Kuchynsky was reported to have tried to confiscate personal equipment from the legionnaires and even pointing guns at the personnel.

Kuchynsky also sexually harassed female medics in their unit, causing a few medics to leave the unit and the country and was constantly being covered up by other members of the high command.

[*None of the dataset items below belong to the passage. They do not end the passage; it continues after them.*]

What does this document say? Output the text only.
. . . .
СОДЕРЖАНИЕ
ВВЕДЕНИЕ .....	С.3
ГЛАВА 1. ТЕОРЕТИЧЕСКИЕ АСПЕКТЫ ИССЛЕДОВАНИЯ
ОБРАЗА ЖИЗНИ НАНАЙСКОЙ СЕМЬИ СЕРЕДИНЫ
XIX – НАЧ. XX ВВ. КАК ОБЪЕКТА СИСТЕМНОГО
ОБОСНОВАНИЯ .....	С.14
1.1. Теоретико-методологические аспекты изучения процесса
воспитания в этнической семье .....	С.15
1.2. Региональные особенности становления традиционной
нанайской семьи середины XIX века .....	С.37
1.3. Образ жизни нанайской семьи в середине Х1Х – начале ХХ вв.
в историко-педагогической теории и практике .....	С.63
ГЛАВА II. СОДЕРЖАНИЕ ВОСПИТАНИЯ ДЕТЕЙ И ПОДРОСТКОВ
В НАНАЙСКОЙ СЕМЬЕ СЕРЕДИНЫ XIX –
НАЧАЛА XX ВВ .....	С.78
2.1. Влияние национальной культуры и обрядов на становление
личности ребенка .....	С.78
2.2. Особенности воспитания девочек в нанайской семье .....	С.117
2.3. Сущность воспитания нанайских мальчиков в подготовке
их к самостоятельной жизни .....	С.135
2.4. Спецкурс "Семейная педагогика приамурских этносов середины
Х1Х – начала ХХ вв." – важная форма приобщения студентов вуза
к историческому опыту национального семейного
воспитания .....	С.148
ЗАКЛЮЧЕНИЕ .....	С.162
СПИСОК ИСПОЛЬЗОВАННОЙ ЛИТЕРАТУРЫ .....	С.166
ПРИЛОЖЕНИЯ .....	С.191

It was even reported that Sasha Kuchynsky was not even the actual name but it was Piotr Kapuscinski, a former major Polish criminal who fled Poland in 2014 and emerged in October 2016 in Ukraine for committing sexual assault and aggravated robbery for which he faced jail time. In 2017, Poland requested his extradition but was refused. In May 2021, he was arrested for the illegal possession of a semi-automatic pistol and explosives facing seven years in prison but was released on bail. He volunteered to join the military in February 2022. He was once detained and questioned by the Security Service of Ukraine for drawing a gun on an American soldiers and then by the Military Prosecution Office for power, fraud, and assault.

The command has been known to misuse donated equipment, keeping a part for themselves and even selling some of the equipment to soldiers in order to get money. This corruption even led to two soldiers losing their hearing as a result for not having been able to obtain headphones that were kept in the armory but not provided to the soldiers.